Abstract
Between 2010 and 2015, the International Barcode of Life (iBOL) consortium successfully completed the BARCODE 500K project, a $125 million effort that delivered DNA barcode coverage for 500,000 species. BIOSCAN is a seven-year program (2019-2025) that builds on this foundation, expanding coverage of the barcode reference library to two million species and operationalising metabarcoding for eukaryote communities globally. BIOSCAN will scan species assemblages from at least 2,500 ecosystems and will codify species interactions for at least 2,500 sites.

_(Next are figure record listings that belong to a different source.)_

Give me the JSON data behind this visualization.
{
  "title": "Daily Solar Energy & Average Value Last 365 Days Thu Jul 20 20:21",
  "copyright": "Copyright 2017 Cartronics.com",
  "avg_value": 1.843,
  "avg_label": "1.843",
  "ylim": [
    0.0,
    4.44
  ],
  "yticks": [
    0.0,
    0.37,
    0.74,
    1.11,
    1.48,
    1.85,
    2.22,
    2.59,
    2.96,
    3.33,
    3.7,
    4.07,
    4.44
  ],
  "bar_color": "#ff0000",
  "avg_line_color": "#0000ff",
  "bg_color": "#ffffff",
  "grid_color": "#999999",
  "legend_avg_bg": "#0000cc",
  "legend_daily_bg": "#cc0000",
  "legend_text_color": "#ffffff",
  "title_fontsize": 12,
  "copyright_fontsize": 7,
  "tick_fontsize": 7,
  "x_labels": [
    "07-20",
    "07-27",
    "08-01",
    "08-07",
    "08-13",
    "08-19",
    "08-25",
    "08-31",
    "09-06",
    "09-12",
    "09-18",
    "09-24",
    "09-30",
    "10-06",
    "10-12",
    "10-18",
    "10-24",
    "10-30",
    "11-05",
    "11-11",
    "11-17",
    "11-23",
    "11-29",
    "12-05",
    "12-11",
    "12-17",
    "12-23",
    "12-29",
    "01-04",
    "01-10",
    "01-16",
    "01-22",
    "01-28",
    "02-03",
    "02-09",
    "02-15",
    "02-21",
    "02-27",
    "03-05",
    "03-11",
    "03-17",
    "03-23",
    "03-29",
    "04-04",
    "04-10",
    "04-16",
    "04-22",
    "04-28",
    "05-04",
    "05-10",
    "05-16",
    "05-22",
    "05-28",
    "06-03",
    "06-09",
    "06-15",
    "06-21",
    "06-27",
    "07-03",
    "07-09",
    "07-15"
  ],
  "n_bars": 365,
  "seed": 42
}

DNA barcoding is a well-established approach for rapid, cost-effective species diagnosis, with many applications in support of taxonomy, biosecurity, conservation, and monitoring. Uptake has been particularly significant in hyperdiverse invertebrate groups where morphological approaches to species identification are often limiting (because of the scale of diversity and the small number of expert taxonomists) or inapplicable (for example in associating individuals from different life stages). The barcode reference library maintained as BOLD Systems by the Centre for Biodiversity Genomics in Guelph, Ontario is a significant biodiversity informatics infrastructure for bridging genomics and classical taxonomy, collections research, and field surveys. Effort across multiple years in Canada has delivered a library of reference sequences for the COI mitochondrial barcode that covers most of the known insect fauna for the country, enabling a comprehensive assessment of Canadian arthropod diversity (Hebert et al. 2016, Langor and Sheffield 2019).

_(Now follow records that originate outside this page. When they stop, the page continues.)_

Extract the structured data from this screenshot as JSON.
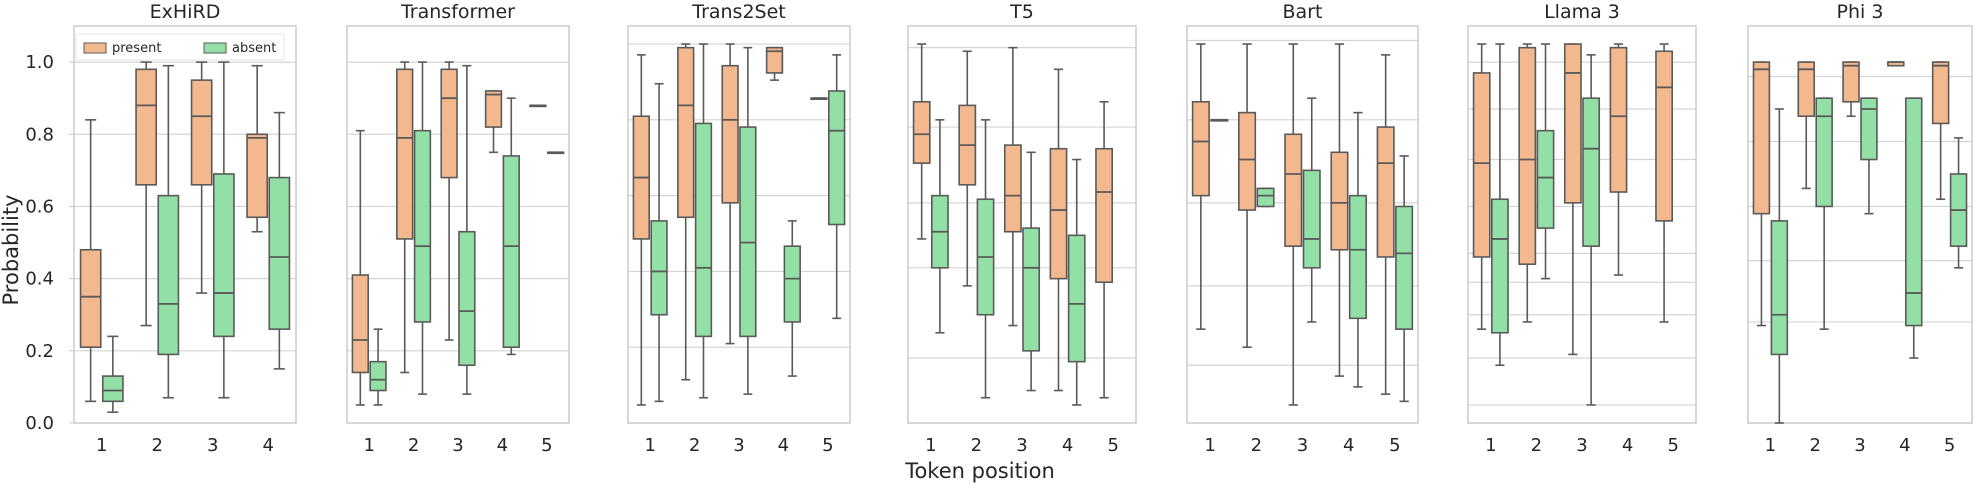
{
  "figure": {
    "ylabel": "Probability",
    "xlabel": "Token position"
  },
  "legend": [
    {
      "name": "present",
      "color": "#f4b88e"
    },
    {
      "name": "absent",
      "color": "#92e0a5"
    }
  ],
  "colors": {
    "present": "#f4b88e",
    "absent": "#92e0a5",
    "edge": "#5a5a5a",
    "grid": "#d4d4d4",
    "frame": "#c8c8c8"
  },
  "chart_data": [
    {
      "type": "box",
      "title": "ExHiRD",
      "ylim": [
        0,
        1.1
      ],
      "yticks": [
        "0.0",
        "0.2",
        "0.4",
        "0.6",
        "0.8",
        "1.0"
      ],
      "grid_lines": [
        0.2,
        0.4,
        0.6,
        0.8,
        1.0
      ],
      "categories": [
        "1",
        "2",
        "3",
        "4"
      ],
      "series": [
        {
          "name": "present",
          "boxes": [
            {
              "whislo": 0.06,
              "q1": 0.21,
              "med": 0.35,
              "q3": 0.48,
              "whishi": 0.84
            },
            {
              "whislo": 0.27,
              "q1": 0.66,
              "med": 0.88,
              "q3": 0.98,
              "whishi": 1.0
            },
            {
              "whislo": 0.36,
              "q1": 0.66,
              "med": 0.85,
              "q3": 0.95,
              "whishi": 1.0
            },
            {
              "whislo": 0.53,
              "q1": 0.57,
              "med": 0.79,
              "q3": 0.8,
              "whishi": 0.99
            }
          ]
        },
        {
          "name": "absent",
          "boxes": [
            {
              "whislo": 0.03,
              "q1": 0.06,
              "med": 0.09,
              "q3": 0.13,
              "whishi": 0.24
            },
            {
              "whislo": 0.07,
              "q1": 0.19,
              "med": 0.33,
              "q3": 0.63,
              "whishi": 0.99
            },
            {
              "whislo": 0.07,
              "q1": 0.24,
              "med": 0.36,
              "q3": 0.69,
              "whishi": 1.0
            },
            {
              "whislo": 0.15,
              "q1": 0.26,
              "med": 0.46,
              "q3": 0.68,
              "whishi": 0.86
            }
          ]
        }
      ]
    },
    {
      "type": "box",
      "title": "Transformer",
      "ylim": [
        0,
        1.1
      ],
      "grid_lines": [
        0.2,
        0.4,
        0.6,
        0.8,
        1.0
      ],
      "categories": [
        "1",
        "2",
        "3",
        "4",
        "5"
      ],
      "series": [
        {
          "name": "present",
          "boxes": [
            {
              "whislo": 0.05,
              "q1": 0.14,
              "med": 0.23,
              "q3": 0.41,
              "whishi": 0.81
            },
            {
              "whislo": 0.14,
              "q1": 0.51,
              "med": 0.79,
              "q3": 0.98,
              "whishi": 1.0
            },
            {
              "whislo": 0.23,
              "q1": 0.68,
              "med": 0.9,
              "q3": 0.98,
              "whishi": 1.0
            },
            {
              "whislo": 0.75,
              "q1": 0.82,
              "med": 0.91,
              "q3": 0.92,
              "whishi": 0.92
            },
            {
              "whislo": 0.88,
              "q1": 0.88,
              "med": 0.88,
              "q3": 0.88,
              "whishi": 0.88
            }
          ]
        },
        {
          "name": "absent",
          "boxes": [
            {
              "whislo": 0.05,
              "q1": 0.09,
              "med": 0.12,
              "q3": 0.17,
              "whishi": 0.26
            },
            {
              "whislo": 0.08,
              "q1": 0.28,
              "med": 0.49,
              "q3": 0.81,
              "whishi": 1.0
            },
            {
              "whislo": 0.08,
              "q1": 0.16,
              "med": 0.31,
              "q3": 0.53,
              "whishi": 0.99
            },
            {
              "whislo": 0.19,
              "q1": 0.21,
              "med": 0.49,
              "q3": 0.74,
              "whishi": 0.9
            },
            {
              "whislo": 0.75,
              "q1": 0.75,
              "med": 0.75,
              "q3": 0.75,
              "whishi": 0.75
            }
          ]
        }
      ]
    },
    {
      "type": "box",
      "title": "Trans2Set",
      "ylim": [
        0,
        1.1
      ],
      "grid_lines": [
        0.21,
        0.42,
        0.63,
        0.84,
        1.05
      ],
      "categories": [
        "1",
        "2",
        "3",
        "4",
        "5"
      ],
      "series": [
        {
          "name": "present",
          "boxes": [
            {
              "whislo": 0.05,
              "q1": 0.51,
              "med": 0.68,
              "q3": 0.85,
              "whishi": 1.02
            },
            {
              "whislo": 0.12,
              "q1": 0.57,
              "med": 0.88,
              "q3": 1.04,
              "whishi": 1.05
            },
            {
              "whislo": 0.22,
              "q1": 0.61,
              "med": 0.84,
              "q3": 0.99,
              "whishi": 1.05
            },
            {
              "whislo": 0.95,
              "q1": 0.97,
              "med": 1.03,
              "q3": 1.04,
              "whishi": 1.04
            },
            {
              "whislo": 0.9,
              "q1": 0.9,
              "med": 0.9,
              "q3": 0.9,
              "whishi": 0.9
            }
          ]
        },
        {
          "name": "absent",
          "boxes": [
            {
              "whislo": 0.06,
              "q1": 0.3,
              "med": 0.42,
              "q3": 0.56,
              "whishi": 0.94
            },
            {
              "whislo": 0.07,
              "q1": 0.24,
              "med": 0.43,
              "q3": 0.83,
              "whishi": 1.05
            },
            {
              "whislo": 0.08,
              "q1": 0.24,
              "med": 0.5,
              "q3": 0.82,
              "whishi": 1.04
            },
            {
              "whislo": 0.13,
              "q1": 0.28,
              "med": 0.4,
              "q3": 0.49,
              "whishi": 0.56
            },
            {
              "whislo": 0.29,
              "q1": 0.55,
              "med": 0.81,
              "q3": 0.92,
              "whishi": 1.02
            }
          ]
        }
      ]
    },
    {
      "type": "box",
      "title": "T5",
      "ylim": [
        0,
        1.1
      ],
      "grid_lines": [
        0.18,
        0.43,
        0.61,
        0.82,
        1.04
      ],
      "categories": [
        "1",
        "2",
        "3",
        "4",
        "5"
      ],
      "series": [
        {
          "name": "present",
          "boxes": [
            {
              "whislo": 0.51,
              "q1": 0.72,
              "med": 0.8,
              "q3": 0.89,
              "whishi": 1.05
            },
            {
              "whislo": 0.38,
              "q1": 0.66,
              "med": 0.77,
              "q3": 0.88,
              "whishi": 1.03
            },
            {
              "whislo": 0.27,
              "q1": 0.53,
              "med": 0.63,
              "q3": 0.77,
              "whishi": 1.04
            },
            {
              "whislo": 0.09,
              "q1": 0.4,
              "med": 0.59,
              "q3": 0.76,
              "whishi": 0.98
            },
            {
              "whislo": 0.07,
              "q1": 0.39,
              "med": 0.64,
              "q3": 0.76,
              "whishi": 0.89
            }
          ]
        },
        {
          "name": "absent",
          "boxes": [
            {
              "whislo": 0.25,
              "q1": 0.43,
              "med": 0.53,
              "q3": 0.63,
              "whishi": 0.84
            },
            {
              "whislo": 0.07,
              "q1": 0.3,
              "med": 0.46,
              "q3": 0.62,
              "whishi": 0.84
            },
            {
              "whislo": 0.09,
              "q1": 0.2,
              "med": 0.43,
              "q3": 0.54,
              "whishi": 0.75
            },
            {
              "whislo": 0.05,
              "q1": 0.17,
              "med": 0.33,
              "q3": 0.52,
              "whishi": 0.73
            }
          ]
        }
      ]
    },
    {
      "type": "box",
      "title": "Bart",
      "ylim": [
        0,
        1.1
      ],
      "grid_lines": [
        0.16,
        0.38,
        0.61,
        0.84,
        1.06
      ],
      "categories": [
        "1",
        "2",
        "3",
        "4",
        "5"
      ],
      "series": [
        {
          "name": "present",
          "boxes": [
            {
              "whislo": 0.26,
              "q1": 0.63,
              "med": 0.78,
              "q3": 0.89,
              "whishi": 1.05
            },
            {
              "whislo": 0.21,
              "q1": 0.59,
              "med": 0.73,
              "q3": 0.86,
              "whishi": 1.05
            },
            {
              "whislo": 0.05,
              "q1": 0.49,
              "med": 0.69,
              "q3": 0.8,
              "whishi": 1.05
            },
            {
              "whislo": 0.13,
              "q1": 0.48,
              "med": 0.61,
              "q3": 0.75,
              "whishi": 1.05
            },
            {
              "whislo": 0.08,
              "q1": 0.46,
              "med": 0.72,
              "q3": 0.82,
              "whishi": 1.02
            }
          ]
        },
        {
          "name": "absent",
          "boxes": [
            {
              "whislo": 0.84,
              "q1": 0.84,
              "med": 0.84,
              "q3": 0.84,
              "whishi": 0.84
            },
            {
              "whislo": 0.6,
              "q1": 0.6,
              "med": 0.63,
              "q3": 0.65,
              "whishi": 0.65
            },
            {
              "whislo": 0.28,
              "q1": 0.43,
              "med": 0.51,
              "q3": 0.7,
              "whishi": 0.9
            },
            {
              "whislo": 0.1,
              "q1": 0.29,
              "med": 0.48,
              "q3": 0.63,
              "whishi": 0.86
            },
            {
              "whislo": 0.06,
              "q1": 0.26,
              "med": 0.47,
              "q3": 0.6,
              "whishi": 0.74
            }
          ]
        }
      ]
    },
    {
      "type": "box",
      "title": "Llama 3",
      "ylim": [
        0,
        1.1
      ],
      "grid_lines": [
        0.05,
        0.18,
        0.3,
        0.39,
        0.47,
        0.6,
        0.73,
        0.87,
        1.0
      ],
      "categories": [
        "1",
        "2",
        "3",
        "4",
        "5"
      ],
      "series": [
        {
          "name": "present",
          "boxes": [
            {
              "whislo": 0.26,
              "q1": 0.46,
              "med": 0.72,
              "q3": 0.97,
              "whishi": 1.05
            },
            {
              "whislo": 0.28,
              "q1": 0.44,
              "med": 0.73,
              "q3": 1.04,
              "whishi": 1.05
            },
            {
              "whislo": 0.19,
              "q1": 0.61,
              "med": 0.97,
              "q3": 1.05,
              "whishi": 1.05
            },
            {
              "whislo": 0.41,
              "q1": 0.64,
              "med": 0.85,
              "q3": 1.04,
              "whishi": 1.05
            },
            {
              "whislo": 0.28,
              "q1": 0.56,
              "med": 0.93,
              "q3": 1.03,
              "whishi": 1.05
            }
          ]
        },
        {
          "name": "absent",
          "boxes": [
            {
              "whislo": 0.16,
              "q1": 0.25,
              "med": 0.51,
              "q3": 0.62,
              "whishi": 1.05
            },
            {
              "whislo": 0.4,
              "q1": 0.54,
              "med": 0.68,
              "q3": 0.81,
              "whishi": 1.05
            },
            {
              "whislo": 0.05,
              "q1": 0.49,
              "med": 0.76,
              "q3": 0.9,
              "whishi": 1.02
            }
          ]
        }
      ]
    },
    {
      "type": "box",
      "title": "Phi 3",
      "ylim": [
        0,
        1.1
      ],
      "grid_lines": [
        0.28,
        0.45,
        0.6,
        0.78,
        0.96
      ],
      "categories": [
        "1",
        "2",
        "3",
        "4",
        "5"
      ],
      "series": [
        {
          "name": "present",
          "boxes": [
            {
              "whislo": 0.27,
              "q1": 0.58,
              "med": 0.98,
              "q3": 1.0,
              "whishi": 1.0
            },
            {
              "whislo": 0.65,
              "q1": 0.85,
              "med": 0.98,
              "q3": 1.0,
              "whishi": 1.0
            },
            {
              "whislo": 0.85,
              "q1": 0.89,
              "med": 0.99,
              "q3": 1.0,
              "whishi": 1.0
            },
            {
              "whislo": 0.99,
              "q1": 0.99,
              "med": 1.0,
              "q3": 1.0,
              "whishi": 1.0
            },
            {
              "whislo": 0.62,
              "q1": 0.83,
              "med": 0.99,
              "q3": 1.0,
              "whishi": 1.0
            }
          ]
        },
        {
          "name": "absent",
          "boxes": [
            {
              "whislo": 0.0,
              "q1": 0.19,
              "med": 0.3,
              "q3": 0.56,
              "whishi": 0.87
            },
            {
              "whislo": 0.26,
              "q1": 0.6,
              "med": 0.85,
              "q3": 0.9,
              "whishi": 0.9
            },
            {
              "whislo": 0.58,
              "q1": 0.73,
              "med": 0.87,
              "q3": 0.9,
              "whishi": 0.9
            },
            {
              "whislo": 0.18,
              "q1": 0.27,
              "med": 0.36,
              "q3": 0.9,
              "whishi": 0.9
            },
            {
              "whislo": 0.43,
              "q1": 0.49,
              "med": 0.59,
              "q3": 0.69,
              "whishi": 0.79
            }
          ]
        }
      ]
    }
  ]
}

The Global Malaise Trap Program is expanding lessons learned in Canada to support species inventories in new regions such as Kruger National Park in South Africa. As DNA barcode libraries approach completeness for any site, analysis can employ metabarcoding to lower costs significantly for monitoring programs that track changes in species composition. Data from this program, and from barcode-based exploration in other regions, will greatly expand the fraction of biodiversity that can be monitored and compared over time and space. GBIF has collected more than one billion species records, but around 60% of these are for birds, with another 25% for vascular plants. Metabarcoding offers the opportunity for a wider selection of taxa to be included in global data sets and in support of local conservation and planning.

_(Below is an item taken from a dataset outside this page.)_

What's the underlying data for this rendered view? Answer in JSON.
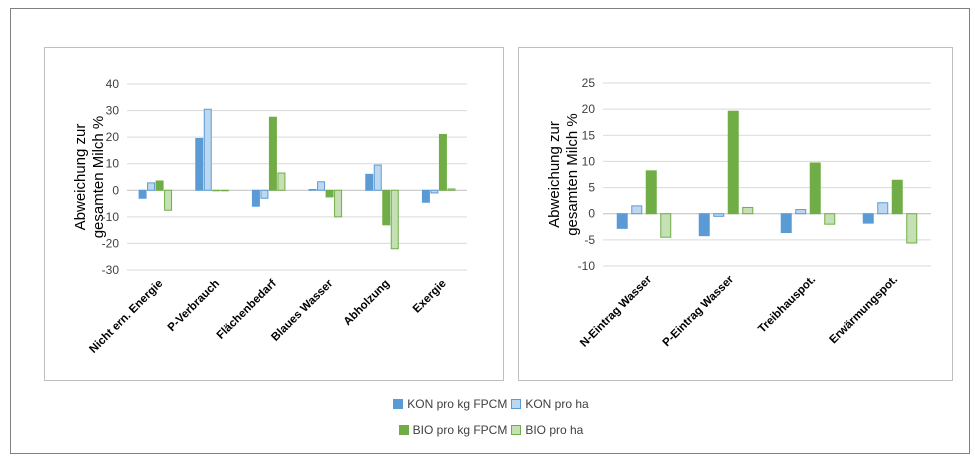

The BIOSCAN program, launched by iBOL in 2019, seeks to operationalise DNA barcoding at the global scale for development of species inventories and preliminary exploration of undescribed diversity, for surveying community composition across the world's ecosystems, and codifying species interactions (the symbiome). BIOSCAN will exploit the latest advances in sequencing platforms to lower costs, increase precision, and accelerate processing of samples, to speed the uptake of DNA barcoding for protecting life on Earth.